El vendedor de silencio, de Enrique Serna.

— ¿A qué político le darías un pastelazo?

— A todos... no hay uno que le crea, ni que sea bueno. Soy apolítico, no soporto la política. Incluso una vez me ofrecieron dinero por un tuit y no acepté.

— Si fueras presidente de México, ¿cuál sería tu gabinete ideal?

— En Hacienda pondría a Pablo González Vargas; en Educación, Cecilia Suárez; en Relaciones Exteriores, Diego Luna; en Gobernación, Juan Pablo Medina, que es mi mejor amigo; en Cultura, Dolores Heredia y en Medio Ambiente, Luis Gerardo Méndez.

— ¿Cuál es tu máxima favorita?

— Una que leí en una pared: “Cuando estés en las planicies y encuentres los principios de la desolación, busca las montañas”.

— ¿Qué estarías haciendo si el dinero no importara?

— Estaría aquí, en Helsinki, viviendo la vida con mi hijo; también viajaría y conocería todo el mundo, borrando las fronteras de nuestras mentes.

— ¿Tienes algún chiste que te fascine?

— Hay un güey en su casa y le tocan el timbre: ding-dong, ding-dong, abre la puerta y es Lalito, que le dice: ¿quieles papas? Él contesta que no, muchas gracias, que no quiere papas. A los cinco minutos le vuelve a tocar: ding-dong, ding-dong, ¿quién? Abre y es Lalito: ¿quieles papas? No, no quiero papas, y a los cinco minutos ahí va otra vez tocando el timbre... ¿quién?
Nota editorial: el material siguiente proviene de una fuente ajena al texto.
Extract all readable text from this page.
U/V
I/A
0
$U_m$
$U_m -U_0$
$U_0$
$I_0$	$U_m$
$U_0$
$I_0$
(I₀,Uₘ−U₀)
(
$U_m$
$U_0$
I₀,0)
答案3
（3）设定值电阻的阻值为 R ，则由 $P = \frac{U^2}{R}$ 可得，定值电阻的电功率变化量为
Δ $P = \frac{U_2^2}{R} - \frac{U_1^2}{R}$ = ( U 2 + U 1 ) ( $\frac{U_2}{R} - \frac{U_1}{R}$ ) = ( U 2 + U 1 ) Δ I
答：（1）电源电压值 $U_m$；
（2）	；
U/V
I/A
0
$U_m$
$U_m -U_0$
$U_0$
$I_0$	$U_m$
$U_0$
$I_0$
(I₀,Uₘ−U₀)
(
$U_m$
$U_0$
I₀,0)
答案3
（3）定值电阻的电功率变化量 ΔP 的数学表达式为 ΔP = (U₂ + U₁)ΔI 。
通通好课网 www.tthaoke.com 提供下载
Y Lalito otra vez: ¿quieles papas? Que no, no quiero papas, ya no estés tocando. Y de repente se le va la luz al güey y le tocan ahora la puerta, ta-ta-ta, ¿quién? Y Lalito dice: ¿quieles velas? Y ahora el güey responde: Sí, sí quiero velas. ¿quieles velas papas?

— ¿Qué te hace reír?

— El humor negro.

— ¿Y qué te hace llorar?

— Desde que soy papá todo me hace llorar... las películas con papás, con hijos o que pierden al hijo. Justo le estaba diciendo eso a Juan Pablo Medina, que salió en la película de Netflix Buscando papá, la neta es una película equis, pero yo estaba llorando aquí, en Helsinki, porque el padre pierde a su hija y yo no paraba de llorar.

— ¿De qué te arrepientes?

— Tal vez de no haber estado tanto tiempo con mi papá.
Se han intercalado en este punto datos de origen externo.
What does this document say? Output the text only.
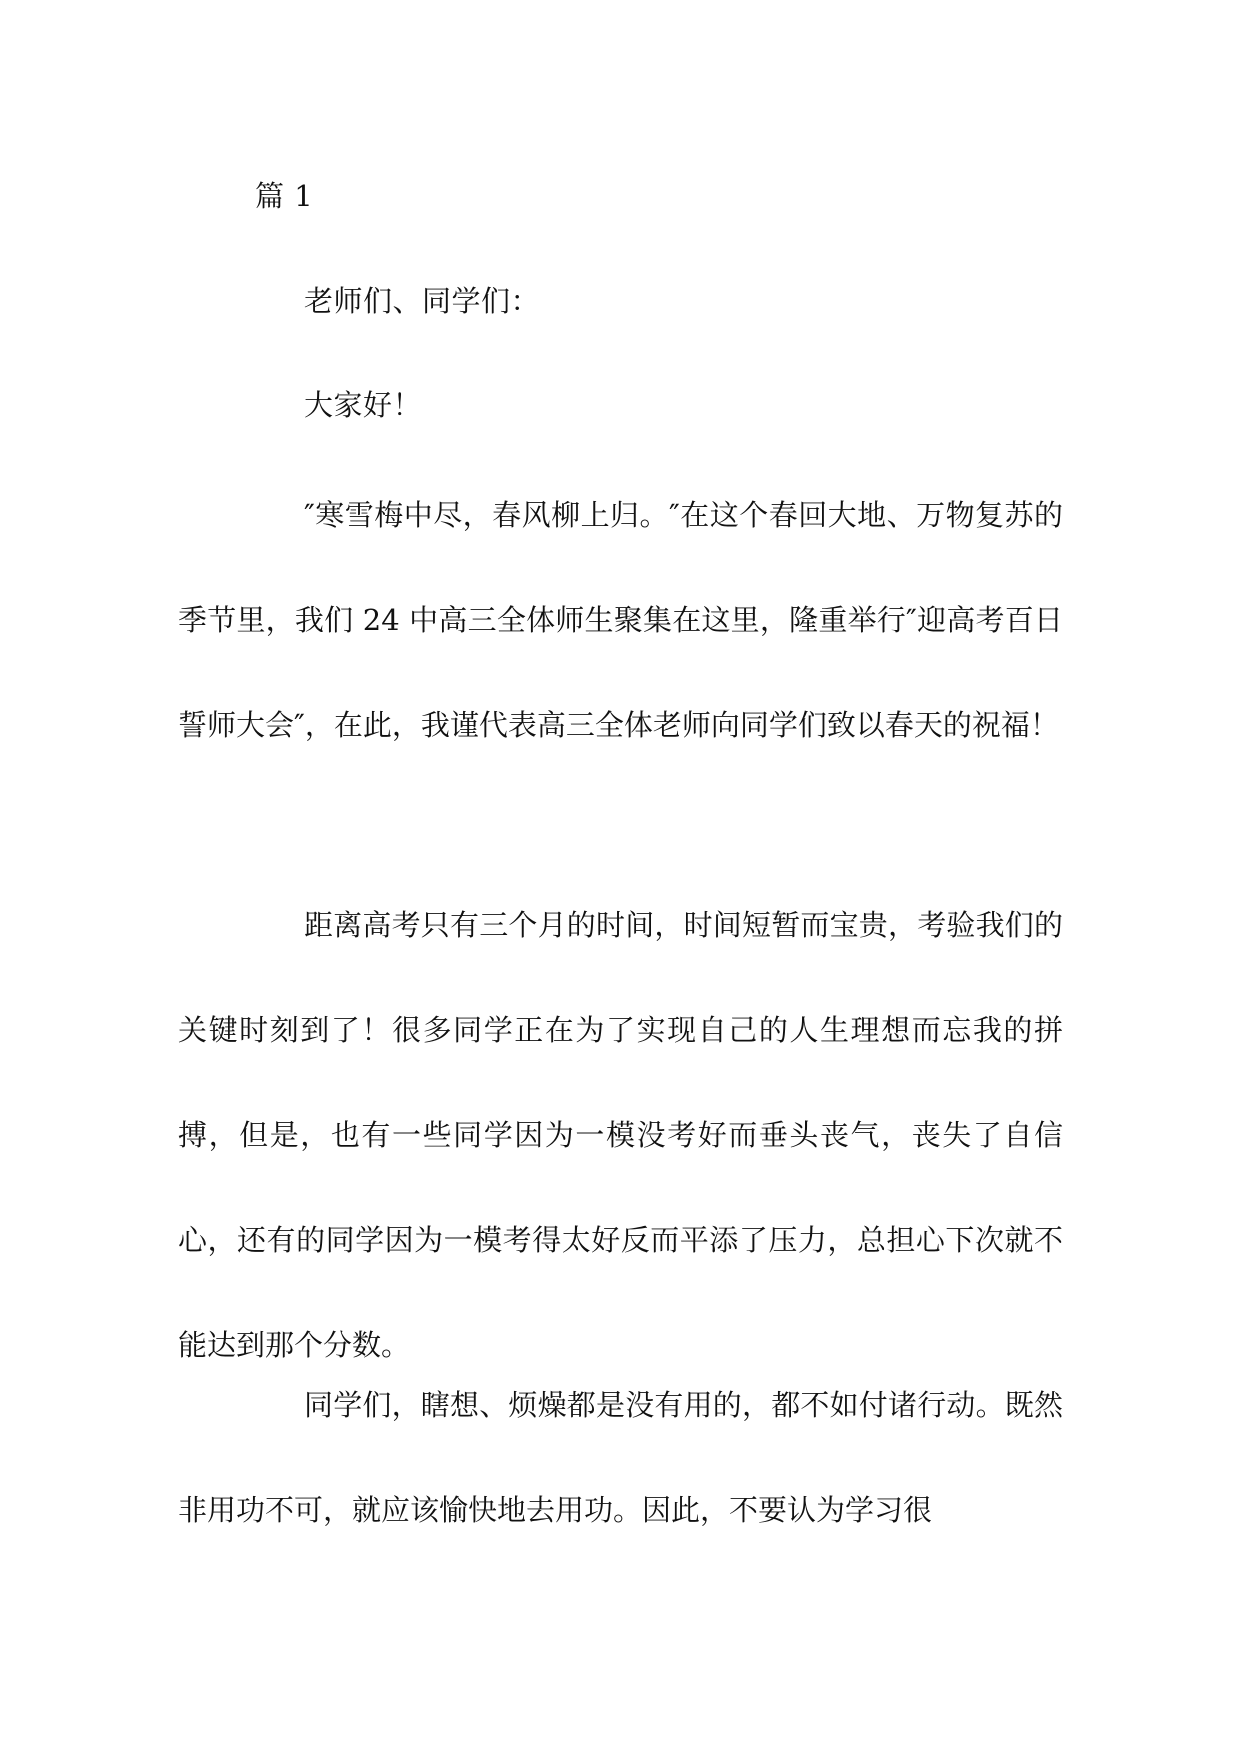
篇 1
老师们、同学们：
大家好！

″寒雪梅中尽，春风柳上归。″在这个春回大地、万物复苏的季节里，我们 24 中高三全体师生聚集在这里，隆重举行″迎高考百日誓师大会″，在此，我谨代表高三全体老师向同学们致以春天的祝福！

距离高考只有三个月的时间，时间短暂而宝贵，考验我们的关键时刻到了！很多同学正在为了实现自己的人生理想而忘我的拼搏，但是，也有一些同学因为一模没考好而垂头丧气，丧失了自信心，还有的同学因为一模考得太好反而平添了压力，总担心下次就不能达到那个分数。

同学们，瞎想、烦燥都是没有用的，都不如付诸行动。既然非用功不可，就应该愉快地去用功。因此，不要认为学习很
— ¿Cuál es tu idea de la felicidad perfecta?

— No me gusta, por que no puedes ser feliz si no conoces la tristeza. La felicidad perfecta es mi hijo: el llegar hasta él, que me vea y me abrace.
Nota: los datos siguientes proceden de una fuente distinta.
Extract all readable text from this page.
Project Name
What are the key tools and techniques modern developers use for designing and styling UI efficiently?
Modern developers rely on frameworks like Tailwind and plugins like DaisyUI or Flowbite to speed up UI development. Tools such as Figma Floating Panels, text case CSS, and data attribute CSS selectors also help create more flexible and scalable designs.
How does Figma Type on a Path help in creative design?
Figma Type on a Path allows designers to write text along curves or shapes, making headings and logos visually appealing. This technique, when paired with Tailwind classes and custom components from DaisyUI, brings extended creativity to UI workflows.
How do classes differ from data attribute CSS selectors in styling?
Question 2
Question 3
— ¿Cómo se titularía la película de tu vida?

— Inesperado.

— En la última cena de tu vida, ¿quiénes serían tus 12 hipotéticos invitados?

— Sería mi última peda... Estaría mi hijo, su mamá, su esposo, su hija, mi mamá, mi hermano, su esposa, Juan Pablo Medina, Miguel Roldán, El Manitas, Mauricio García y Martín Altomaro.

— Y como tú Judas, ¿quién sería el invitado?

El árbol, un personaje que salía conmigo en Motel Diablito.

—¿Cómo te gustaría morir?

— Dormido.

— ¿Qué diría tu epitafio?

— Padre de un hijo, hombre de muchas, y alguien que vivió lo que nunca se esperó.

— ¿Qué opinas de un periodista?

— De un periodista opino cosas buenas, de un reportero no. Un periodista da confianza e investiga, y al reportero sólo lo mandan a preguntar puras pendejadas.